The offside-law debate, revisited
It is the perennial post-World-Cup argument and it tends to surface whenever a marginal decision is re-litigated in slow motion. The first instinct, after the screen flickers red, is to ask whether the game's relationship with the goal has tipped too far against the attacker. The counter-argument, aired by former officials and by the technical body that governs the laws, is that a goal scored from an offside position was never a goal at all — that the new visibility has not changed the rule, only the tolerance for ignoring it. Taremi's disallowed finish, by virtue of the comparison it invited, drags both sides of that argument onto a single highlight reel. For neutrals, it is theatre. For Iran, it is a tournament hinges on.
What it means for Iran's group
Stripped of the aesthetics, the practical question is arithmetic. Group F of the 2026 World Cup is the most politically loaded pool of the tournament, and Iran's path out of it runs through head-to-head results and goal difference against the United States, England and a fourth opponent. BBC Sport's report did not, at the time of filing, indicate whether Iran went on to score a legitimate goal in the match, whether they won, drew or lost, or whether the offside review came in the first half or the closing stages — the kind of detail that will determine whether this is a footnote or a fulcrum. Monexus will update this dispatch once the full-time result is confirmed. What is already on the record is that Iran were forced to renegotiate a game in which they thought they had taken the lead, and that the renegotiation cost them at minimum the psychological momentum the goal would have provided.
Stakes and what to watch
For Taremi personally, the moment cuts in two directions. A disallowed goal on this stage still registers, in a career ledger, as a moment of arrival: the Iranian number nine, in his thirties, was judged to have produced a Weghorst-class finish in a fixture that the host broadcaster leaned into before VAR intervened. For the Iranian federation, the more consequential question is whether the match referee and the VAR booth in this tournament are willing to overturn marginal calls in either direction with the same dispassion — a question that has hung over every World Cup since the technology was introduced, and that recurs because the answer is never the same twice.
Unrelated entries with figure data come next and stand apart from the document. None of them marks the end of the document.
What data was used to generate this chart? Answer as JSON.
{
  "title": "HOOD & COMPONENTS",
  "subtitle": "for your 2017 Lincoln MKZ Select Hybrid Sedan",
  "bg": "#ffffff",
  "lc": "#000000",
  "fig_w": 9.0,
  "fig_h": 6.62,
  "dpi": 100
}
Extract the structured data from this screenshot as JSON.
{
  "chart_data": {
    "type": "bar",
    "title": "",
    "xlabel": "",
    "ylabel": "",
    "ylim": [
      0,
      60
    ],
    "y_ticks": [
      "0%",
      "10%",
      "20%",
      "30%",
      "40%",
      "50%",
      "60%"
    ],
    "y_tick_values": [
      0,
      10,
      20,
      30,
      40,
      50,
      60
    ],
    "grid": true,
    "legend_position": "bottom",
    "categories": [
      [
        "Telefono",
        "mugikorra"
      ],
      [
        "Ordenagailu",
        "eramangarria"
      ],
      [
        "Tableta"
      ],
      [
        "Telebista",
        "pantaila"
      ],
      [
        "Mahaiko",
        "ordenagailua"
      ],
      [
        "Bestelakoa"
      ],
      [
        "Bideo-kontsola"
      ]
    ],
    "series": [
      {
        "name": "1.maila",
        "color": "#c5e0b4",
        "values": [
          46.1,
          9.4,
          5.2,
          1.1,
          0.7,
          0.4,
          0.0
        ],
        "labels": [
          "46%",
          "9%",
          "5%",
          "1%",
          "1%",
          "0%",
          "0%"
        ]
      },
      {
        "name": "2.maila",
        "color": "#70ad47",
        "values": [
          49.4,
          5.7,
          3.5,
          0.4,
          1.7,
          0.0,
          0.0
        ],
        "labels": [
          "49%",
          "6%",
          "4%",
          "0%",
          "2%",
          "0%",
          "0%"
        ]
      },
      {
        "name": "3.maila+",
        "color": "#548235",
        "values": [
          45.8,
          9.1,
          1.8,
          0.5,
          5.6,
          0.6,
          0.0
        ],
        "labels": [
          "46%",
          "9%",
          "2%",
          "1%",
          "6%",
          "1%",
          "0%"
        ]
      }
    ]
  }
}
The honest caveat, in keeping with the limits of the public record at 21:39 UTC on 21 June 2026, is that the sources do not yet specify the precise offside margin, the minute of the disallowed goal, or the final score. What the sources do specify is the comparison, the call and the fact of the VAR intervention. The rest — the implications for the group, for the Iranian campaign, for Taremi's place in the tournament's memory — depends on a result that has not yet been confirmed at the time of writing.
How Monexus framed this: a single disallowed goal, treated not as a controversy by itself but as the hinge between an individual act of improvisation and the system's willingness to re-litigate it. The Weghorst comparison belongs in the prose, not in the headline.